J.P. Griffin of Capital City Club tied Jones for eighth last year and tied for third with Owen at White Columns in 2015. Gus Wagoner, also a Capital City Club assistant, tied for 10th last year and finished just one shot out of the playoff in 2016 in a tie for fourth.
Also finishing just one short out of the playoff on his home course was Royak, who has had several strong showings in the tournament since his win in 2007. He was fourth overall and low amateur in ’08 and was low amateur and tied for fifth the next year.
A pro-am will precede the Yamaha Atlanta Open and is scheduled for Monday, June 4, with the tournament being played on Tuesday and Wednesday, a departure from the usual Monday-Tuesday dates for 36-hole Georgia PGA events.
Cherokee is considered among Atlanta’s finest private clubs and has hosted a number of top events, including the Georgia Amateur in 2001and 2011 and the U.S. Women’s Mid-Amateur in 1999.
The North course, Cherokee’s tournament course, will play around 6.900 yards for the tournament, with the back tees utilized for all but a handful of holes. Since the Atlanta Open was last played at Cherokee more than 20 years ago, the course has been renovated by the Tom Fazio Design Group.

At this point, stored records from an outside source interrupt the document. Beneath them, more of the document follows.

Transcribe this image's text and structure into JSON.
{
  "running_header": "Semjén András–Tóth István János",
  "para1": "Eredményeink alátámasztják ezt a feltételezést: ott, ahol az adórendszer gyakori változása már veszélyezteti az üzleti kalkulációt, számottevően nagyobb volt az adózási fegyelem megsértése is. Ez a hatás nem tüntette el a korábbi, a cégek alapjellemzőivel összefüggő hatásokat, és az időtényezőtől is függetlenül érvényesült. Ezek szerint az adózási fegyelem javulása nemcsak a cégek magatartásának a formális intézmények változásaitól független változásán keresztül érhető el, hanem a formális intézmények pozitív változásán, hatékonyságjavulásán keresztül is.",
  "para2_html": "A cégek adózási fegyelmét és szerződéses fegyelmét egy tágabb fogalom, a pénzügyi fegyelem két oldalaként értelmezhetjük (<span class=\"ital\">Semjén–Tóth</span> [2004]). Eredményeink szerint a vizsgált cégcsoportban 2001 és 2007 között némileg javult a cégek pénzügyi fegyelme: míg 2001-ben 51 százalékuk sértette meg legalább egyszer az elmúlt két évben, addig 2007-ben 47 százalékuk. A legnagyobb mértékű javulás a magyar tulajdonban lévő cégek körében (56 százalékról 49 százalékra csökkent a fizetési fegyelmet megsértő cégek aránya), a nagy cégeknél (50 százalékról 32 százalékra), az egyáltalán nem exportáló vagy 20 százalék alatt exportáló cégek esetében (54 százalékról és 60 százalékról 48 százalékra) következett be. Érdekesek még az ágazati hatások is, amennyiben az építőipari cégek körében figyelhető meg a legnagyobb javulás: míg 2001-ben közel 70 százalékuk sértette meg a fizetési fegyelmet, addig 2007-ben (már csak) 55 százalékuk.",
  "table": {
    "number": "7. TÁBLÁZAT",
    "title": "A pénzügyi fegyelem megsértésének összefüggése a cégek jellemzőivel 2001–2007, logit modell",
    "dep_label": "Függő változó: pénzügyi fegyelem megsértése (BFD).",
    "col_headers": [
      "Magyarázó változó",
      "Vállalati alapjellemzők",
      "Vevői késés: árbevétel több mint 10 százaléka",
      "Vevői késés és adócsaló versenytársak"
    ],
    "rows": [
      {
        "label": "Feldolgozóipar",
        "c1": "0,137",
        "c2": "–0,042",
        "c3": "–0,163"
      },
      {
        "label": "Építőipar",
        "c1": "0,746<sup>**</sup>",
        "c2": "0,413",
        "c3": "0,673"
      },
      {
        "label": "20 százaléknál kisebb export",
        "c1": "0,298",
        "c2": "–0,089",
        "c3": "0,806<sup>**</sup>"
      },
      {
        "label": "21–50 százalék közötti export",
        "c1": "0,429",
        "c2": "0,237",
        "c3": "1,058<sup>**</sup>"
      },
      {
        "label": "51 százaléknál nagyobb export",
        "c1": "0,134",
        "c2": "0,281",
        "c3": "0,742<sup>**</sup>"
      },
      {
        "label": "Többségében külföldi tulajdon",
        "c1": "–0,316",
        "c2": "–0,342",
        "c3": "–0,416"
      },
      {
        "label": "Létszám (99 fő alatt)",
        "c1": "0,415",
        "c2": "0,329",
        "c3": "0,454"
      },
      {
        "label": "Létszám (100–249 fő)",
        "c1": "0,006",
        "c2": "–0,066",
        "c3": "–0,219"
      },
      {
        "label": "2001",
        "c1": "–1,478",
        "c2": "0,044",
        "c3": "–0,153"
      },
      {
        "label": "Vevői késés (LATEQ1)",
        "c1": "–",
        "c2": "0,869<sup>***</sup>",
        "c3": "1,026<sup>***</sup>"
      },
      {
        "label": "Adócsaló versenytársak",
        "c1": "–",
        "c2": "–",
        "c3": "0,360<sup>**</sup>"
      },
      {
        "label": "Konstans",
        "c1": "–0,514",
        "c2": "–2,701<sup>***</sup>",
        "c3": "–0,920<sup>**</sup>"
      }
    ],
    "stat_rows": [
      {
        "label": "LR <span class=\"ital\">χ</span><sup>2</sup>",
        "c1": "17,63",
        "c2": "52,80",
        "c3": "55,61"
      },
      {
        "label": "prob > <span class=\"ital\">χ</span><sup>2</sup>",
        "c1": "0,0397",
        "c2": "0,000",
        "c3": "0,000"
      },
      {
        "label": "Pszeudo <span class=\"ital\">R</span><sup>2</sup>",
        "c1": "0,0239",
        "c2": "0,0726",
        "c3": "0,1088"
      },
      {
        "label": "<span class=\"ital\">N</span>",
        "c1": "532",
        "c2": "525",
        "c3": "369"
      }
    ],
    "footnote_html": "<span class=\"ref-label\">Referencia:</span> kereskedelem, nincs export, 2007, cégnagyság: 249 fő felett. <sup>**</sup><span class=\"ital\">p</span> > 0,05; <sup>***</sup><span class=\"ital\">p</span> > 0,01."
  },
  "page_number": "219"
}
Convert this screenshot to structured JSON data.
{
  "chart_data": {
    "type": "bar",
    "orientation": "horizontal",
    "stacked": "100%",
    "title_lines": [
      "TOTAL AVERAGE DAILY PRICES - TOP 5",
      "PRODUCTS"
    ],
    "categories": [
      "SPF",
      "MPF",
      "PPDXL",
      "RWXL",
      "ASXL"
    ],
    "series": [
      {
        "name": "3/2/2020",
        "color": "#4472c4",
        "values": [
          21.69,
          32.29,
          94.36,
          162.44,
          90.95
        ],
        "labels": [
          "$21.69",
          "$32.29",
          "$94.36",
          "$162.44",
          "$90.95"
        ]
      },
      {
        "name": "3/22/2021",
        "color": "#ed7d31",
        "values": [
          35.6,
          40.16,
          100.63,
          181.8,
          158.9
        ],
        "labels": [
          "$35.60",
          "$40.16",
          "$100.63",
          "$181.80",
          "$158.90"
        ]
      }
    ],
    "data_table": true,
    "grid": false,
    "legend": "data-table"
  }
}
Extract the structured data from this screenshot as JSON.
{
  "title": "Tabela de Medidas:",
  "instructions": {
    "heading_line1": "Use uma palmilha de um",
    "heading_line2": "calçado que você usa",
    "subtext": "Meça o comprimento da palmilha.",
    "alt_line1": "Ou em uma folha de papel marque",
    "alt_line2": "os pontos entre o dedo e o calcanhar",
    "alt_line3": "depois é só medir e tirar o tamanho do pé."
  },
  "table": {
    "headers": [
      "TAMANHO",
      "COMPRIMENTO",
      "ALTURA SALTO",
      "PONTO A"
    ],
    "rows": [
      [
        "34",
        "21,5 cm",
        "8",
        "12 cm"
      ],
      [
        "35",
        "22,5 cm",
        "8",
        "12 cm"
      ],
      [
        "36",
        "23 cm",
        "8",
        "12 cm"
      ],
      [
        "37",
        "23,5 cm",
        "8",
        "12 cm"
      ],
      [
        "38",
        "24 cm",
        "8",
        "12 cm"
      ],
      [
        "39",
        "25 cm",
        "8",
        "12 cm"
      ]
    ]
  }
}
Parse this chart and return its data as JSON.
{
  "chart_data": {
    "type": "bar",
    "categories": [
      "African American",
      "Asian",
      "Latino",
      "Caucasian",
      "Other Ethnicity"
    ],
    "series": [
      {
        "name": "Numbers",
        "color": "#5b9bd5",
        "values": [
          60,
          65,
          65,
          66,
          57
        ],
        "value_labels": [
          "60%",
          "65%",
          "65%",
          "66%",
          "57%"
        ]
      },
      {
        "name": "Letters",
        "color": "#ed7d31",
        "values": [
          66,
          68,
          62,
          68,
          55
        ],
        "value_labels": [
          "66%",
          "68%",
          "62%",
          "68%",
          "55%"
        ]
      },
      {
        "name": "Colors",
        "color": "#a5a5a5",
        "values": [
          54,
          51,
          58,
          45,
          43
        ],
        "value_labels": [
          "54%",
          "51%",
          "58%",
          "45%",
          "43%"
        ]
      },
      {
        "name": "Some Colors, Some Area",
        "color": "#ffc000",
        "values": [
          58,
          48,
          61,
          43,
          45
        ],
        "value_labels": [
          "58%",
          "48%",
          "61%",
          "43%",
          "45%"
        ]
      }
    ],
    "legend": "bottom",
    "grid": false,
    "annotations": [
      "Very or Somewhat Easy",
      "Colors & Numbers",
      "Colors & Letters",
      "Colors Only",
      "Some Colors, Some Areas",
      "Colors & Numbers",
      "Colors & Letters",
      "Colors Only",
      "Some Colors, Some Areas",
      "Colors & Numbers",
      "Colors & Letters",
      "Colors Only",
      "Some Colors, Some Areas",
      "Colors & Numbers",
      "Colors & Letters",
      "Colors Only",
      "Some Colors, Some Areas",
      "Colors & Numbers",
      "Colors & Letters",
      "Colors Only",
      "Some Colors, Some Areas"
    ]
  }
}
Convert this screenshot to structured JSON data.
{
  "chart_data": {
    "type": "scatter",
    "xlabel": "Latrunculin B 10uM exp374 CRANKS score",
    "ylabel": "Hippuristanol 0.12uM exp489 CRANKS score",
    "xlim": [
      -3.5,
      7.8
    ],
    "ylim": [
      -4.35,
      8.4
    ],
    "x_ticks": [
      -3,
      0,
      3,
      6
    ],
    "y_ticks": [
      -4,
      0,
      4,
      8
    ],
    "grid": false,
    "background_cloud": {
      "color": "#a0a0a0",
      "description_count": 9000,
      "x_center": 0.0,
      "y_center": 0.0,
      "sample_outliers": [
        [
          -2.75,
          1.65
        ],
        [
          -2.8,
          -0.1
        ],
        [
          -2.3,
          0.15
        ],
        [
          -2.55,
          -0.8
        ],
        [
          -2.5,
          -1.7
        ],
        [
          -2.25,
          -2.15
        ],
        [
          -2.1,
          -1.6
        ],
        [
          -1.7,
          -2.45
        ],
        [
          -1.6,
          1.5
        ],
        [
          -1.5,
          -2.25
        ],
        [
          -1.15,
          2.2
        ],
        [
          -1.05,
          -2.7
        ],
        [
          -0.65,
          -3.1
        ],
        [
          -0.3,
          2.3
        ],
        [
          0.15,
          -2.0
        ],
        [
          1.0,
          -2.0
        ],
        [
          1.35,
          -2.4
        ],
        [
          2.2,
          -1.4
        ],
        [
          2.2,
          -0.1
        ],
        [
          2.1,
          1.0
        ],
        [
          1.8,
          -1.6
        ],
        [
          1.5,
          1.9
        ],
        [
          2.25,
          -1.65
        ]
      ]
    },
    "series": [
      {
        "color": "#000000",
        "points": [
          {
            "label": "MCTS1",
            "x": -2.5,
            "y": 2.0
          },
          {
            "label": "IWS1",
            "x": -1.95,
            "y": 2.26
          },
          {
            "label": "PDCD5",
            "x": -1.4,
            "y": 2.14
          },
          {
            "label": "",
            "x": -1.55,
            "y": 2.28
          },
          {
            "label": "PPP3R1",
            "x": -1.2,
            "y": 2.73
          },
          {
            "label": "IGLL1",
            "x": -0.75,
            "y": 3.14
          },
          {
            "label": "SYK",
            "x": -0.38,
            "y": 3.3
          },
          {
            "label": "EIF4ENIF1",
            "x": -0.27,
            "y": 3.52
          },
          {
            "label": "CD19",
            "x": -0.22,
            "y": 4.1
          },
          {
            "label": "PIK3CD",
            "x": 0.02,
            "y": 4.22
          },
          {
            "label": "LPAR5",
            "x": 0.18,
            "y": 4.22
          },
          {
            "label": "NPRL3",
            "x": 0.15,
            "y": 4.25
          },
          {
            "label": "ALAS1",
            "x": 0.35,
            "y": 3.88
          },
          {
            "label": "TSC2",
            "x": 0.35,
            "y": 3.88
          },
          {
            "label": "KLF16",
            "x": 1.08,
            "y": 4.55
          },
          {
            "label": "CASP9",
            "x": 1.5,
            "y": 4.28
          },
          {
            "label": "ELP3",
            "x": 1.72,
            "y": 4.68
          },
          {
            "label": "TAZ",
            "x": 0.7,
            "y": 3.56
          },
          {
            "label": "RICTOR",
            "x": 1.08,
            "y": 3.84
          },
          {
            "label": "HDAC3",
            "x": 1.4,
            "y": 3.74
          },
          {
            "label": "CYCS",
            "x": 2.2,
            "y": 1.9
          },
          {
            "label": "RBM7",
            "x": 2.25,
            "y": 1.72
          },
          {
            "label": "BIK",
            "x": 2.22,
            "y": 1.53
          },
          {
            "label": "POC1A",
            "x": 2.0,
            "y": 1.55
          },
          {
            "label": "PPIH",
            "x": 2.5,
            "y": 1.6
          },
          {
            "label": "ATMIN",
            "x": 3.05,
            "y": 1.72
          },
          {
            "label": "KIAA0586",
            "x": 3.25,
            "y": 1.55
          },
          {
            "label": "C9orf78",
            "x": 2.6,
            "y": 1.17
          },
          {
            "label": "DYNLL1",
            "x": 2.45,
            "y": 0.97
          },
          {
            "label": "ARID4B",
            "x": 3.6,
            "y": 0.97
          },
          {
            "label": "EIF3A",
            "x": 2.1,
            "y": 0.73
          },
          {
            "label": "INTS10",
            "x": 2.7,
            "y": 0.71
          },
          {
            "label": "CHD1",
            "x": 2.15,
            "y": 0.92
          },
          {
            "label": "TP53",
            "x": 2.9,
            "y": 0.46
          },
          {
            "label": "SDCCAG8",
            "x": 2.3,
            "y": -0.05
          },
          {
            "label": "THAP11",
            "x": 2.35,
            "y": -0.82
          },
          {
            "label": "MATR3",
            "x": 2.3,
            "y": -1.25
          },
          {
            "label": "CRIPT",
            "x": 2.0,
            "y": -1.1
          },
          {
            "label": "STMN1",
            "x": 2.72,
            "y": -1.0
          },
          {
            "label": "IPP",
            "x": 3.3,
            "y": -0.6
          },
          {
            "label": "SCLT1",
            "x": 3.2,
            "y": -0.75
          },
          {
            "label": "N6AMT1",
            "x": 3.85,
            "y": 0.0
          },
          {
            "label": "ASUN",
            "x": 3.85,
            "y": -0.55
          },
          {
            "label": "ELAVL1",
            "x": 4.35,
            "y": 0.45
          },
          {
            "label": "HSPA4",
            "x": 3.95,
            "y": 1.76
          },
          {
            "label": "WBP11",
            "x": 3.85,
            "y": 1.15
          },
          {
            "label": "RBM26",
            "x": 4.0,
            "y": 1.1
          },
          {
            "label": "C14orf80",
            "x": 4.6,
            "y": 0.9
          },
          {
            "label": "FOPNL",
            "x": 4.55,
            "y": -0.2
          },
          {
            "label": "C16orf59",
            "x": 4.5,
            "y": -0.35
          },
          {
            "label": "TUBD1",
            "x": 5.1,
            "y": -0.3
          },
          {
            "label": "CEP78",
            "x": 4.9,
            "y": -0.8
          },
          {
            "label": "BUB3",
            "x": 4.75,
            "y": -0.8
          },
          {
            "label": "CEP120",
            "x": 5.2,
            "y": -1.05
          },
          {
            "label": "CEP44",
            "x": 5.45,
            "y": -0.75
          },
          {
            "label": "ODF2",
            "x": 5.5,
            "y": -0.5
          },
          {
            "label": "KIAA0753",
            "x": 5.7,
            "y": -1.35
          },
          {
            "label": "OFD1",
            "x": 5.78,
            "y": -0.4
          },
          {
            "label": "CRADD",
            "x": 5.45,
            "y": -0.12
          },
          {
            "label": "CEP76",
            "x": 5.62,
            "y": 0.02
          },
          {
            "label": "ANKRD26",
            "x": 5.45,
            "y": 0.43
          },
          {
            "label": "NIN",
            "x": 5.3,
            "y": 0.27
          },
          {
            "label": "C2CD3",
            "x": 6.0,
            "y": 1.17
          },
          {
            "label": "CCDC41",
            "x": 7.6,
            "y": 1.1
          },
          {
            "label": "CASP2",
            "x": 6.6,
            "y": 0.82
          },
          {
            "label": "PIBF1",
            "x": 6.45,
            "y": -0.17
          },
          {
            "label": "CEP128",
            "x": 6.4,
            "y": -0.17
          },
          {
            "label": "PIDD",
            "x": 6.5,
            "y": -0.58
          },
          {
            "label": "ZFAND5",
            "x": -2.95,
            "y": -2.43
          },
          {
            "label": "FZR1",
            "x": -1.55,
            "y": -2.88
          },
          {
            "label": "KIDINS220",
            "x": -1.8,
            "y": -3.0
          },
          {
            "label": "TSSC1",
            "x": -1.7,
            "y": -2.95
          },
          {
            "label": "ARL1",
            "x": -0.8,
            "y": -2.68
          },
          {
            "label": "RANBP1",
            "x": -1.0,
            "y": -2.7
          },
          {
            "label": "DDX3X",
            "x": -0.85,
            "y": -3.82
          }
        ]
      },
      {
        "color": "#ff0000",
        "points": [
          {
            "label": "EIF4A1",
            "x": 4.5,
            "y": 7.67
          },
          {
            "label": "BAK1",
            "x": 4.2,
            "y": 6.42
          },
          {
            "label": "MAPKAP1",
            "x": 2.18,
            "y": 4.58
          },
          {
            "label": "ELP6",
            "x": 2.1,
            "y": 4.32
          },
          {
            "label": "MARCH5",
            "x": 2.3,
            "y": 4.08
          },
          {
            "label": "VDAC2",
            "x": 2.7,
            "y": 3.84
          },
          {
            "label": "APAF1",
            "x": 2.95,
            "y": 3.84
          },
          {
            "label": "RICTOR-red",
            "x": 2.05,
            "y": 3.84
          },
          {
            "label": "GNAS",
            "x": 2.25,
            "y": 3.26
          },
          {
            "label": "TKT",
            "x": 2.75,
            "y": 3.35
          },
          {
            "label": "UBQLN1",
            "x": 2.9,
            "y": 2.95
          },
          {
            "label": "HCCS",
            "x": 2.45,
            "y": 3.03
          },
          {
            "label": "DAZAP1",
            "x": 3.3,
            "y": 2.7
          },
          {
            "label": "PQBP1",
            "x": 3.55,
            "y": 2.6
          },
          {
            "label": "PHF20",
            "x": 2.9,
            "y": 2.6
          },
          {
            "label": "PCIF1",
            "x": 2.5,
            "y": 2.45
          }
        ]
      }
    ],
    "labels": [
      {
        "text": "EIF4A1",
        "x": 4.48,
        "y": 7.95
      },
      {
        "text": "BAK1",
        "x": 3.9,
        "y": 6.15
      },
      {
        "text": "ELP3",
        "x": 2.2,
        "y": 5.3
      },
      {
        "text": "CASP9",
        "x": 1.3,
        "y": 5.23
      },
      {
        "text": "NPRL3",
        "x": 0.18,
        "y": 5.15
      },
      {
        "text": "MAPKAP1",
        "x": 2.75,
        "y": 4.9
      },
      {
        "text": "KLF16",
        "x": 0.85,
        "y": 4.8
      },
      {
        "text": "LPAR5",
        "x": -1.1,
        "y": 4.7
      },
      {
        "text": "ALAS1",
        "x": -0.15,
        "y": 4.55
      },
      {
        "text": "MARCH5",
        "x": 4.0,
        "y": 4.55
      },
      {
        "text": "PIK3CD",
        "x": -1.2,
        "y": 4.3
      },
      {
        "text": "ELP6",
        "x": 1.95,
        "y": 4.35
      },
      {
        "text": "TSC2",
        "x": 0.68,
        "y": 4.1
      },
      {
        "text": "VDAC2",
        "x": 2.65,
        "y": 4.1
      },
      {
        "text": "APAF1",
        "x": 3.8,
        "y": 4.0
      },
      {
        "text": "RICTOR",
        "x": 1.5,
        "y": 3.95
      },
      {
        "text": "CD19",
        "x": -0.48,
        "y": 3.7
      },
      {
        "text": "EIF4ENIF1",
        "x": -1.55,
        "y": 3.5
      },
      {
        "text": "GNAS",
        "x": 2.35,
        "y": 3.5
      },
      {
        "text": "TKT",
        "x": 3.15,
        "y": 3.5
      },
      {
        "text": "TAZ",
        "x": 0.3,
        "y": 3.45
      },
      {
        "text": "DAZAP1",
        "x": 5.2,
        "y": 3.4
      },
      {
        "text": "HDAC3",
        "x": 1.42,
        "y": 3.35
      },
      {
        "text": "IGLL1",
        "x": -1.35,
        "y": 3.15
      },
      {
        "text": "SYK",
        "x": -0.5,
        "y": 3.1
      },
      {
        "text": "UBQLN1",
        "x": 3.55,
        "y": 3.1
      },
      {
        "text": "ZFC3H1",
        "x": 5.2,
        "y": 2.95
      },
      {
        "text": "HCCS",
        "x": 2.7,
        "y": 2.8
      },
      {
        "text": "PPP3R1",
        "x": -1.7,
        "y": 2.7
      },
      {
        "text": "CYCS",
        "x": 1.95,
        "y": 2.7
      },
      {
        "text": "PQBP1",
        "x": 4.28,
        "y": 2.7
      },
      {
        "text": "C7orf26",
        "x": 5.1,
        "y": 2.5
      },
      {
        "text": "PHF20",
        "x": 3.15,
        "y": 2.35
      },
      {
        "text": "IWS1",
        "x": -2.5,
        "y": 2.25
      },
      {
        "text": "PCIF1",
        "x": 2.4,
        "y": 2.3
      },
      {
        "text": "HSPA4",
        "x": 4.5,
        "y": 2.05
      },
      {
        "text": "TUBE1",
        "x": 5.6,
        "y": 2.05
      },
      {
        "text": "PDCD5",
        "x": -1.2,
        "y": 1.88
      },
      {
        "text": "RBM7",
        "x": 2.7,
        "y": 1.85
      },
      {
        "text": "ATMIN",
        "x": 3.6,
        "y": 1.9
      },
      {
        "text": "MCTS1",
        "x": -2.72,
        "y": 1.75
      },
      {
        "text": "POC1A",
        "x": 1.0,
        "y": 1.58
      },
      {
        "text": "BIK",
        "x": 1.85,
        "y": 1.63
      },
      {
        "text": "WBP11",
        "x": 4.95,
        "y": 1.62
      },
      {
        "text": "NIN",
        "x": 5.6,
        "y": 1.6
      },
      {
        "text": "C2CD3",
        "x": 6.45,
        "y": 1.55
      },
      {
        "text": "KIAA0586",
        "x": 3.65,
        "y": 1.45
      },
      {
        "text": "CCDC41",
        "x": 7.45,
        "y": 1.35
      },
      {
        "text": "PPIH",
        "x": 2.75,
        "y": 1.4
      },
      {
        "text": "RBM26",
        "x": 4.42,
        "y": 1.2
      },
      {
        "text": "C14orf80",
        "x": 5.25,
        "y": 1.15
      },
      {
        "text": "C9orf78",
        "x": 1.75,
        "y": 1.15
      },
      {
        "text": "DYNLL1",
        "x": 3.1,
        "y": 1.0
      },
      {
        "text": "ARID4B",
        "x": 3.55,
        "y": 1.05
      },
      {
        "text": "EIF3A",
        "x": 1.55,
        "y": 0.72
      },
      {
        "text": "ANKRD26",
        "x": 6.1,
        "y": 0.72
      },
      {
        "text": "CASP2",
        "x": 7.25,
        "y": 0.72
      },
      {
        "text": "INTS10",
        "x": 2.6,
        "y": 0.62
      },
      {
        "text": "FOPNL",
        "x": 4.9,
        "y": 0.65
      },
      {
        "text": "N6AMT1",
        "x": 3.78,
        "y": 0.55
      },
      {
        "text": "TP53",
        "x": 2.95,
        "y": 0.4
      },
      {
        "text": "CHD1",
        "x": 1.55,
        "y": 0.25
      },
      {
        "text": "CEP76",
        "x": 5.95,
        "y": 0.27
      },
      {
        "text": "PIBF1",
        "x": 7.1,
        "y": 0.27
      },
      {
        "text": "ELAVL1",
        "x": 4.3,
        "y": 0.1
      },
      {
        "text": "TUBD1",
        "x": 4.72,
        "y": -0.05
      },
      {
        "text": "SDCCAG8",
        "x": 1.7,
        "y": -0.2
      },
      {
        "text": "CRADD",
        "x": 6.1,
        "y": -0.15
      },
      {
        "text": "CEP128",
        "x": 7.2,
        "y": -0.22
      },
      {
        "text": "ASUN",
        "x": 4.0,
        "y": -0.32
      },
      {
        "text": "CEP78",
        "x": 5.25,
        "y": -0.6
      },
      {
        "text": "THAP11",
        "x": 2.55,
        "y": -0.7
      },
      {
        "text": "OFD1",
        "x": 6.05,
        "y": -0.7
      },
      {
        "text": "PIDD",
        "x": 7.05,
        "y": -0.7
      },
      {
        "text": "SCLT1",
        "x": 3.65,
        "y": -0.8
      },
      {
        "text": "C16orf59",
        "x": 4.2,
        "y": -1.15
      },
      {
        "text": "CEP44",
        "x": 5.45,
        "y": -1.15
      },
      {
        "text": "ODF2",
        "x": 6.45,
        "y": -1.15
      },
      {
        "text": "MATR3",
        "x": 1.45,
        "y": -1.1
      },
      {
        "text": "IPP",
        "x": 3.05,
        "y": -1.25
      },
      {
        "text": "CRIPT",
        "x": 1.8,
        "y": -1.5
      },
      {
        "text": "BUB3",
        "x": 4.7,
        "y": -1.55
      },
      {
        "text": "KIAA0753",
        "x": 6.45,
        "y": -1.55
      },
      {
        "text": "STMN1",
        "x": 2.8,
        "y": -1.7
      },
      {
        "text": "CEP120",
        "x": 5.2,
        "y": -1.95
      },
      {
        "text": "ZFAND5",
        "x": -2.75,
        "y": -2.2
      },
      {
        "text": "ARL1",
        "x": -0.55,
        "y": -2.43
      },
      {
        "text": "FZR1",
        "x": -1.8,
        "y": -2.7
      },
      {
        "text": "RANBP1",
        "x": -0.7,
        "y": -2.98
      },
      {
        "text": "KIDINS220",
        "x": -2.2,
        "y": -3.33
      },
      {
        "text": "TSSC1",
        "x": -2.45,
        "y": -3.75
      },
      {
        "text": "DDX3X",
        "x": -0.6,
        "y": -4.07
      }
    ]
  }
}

Although some yardage has been added since the renovation, Cherokee is not an especially lengthy layout, with no monster par 4s and a trio of two-shot holes well under 400 yards. The back nine is considerably shorter than the front, which includes two par 5s with ample length. Both par 5s on the back nine are reachable in two, although the two are among the tighter holes on Cherokee’ tree-lined layout.
The entry deadline for the tournament is June 1, with spots available for both the tournament and the pro-am.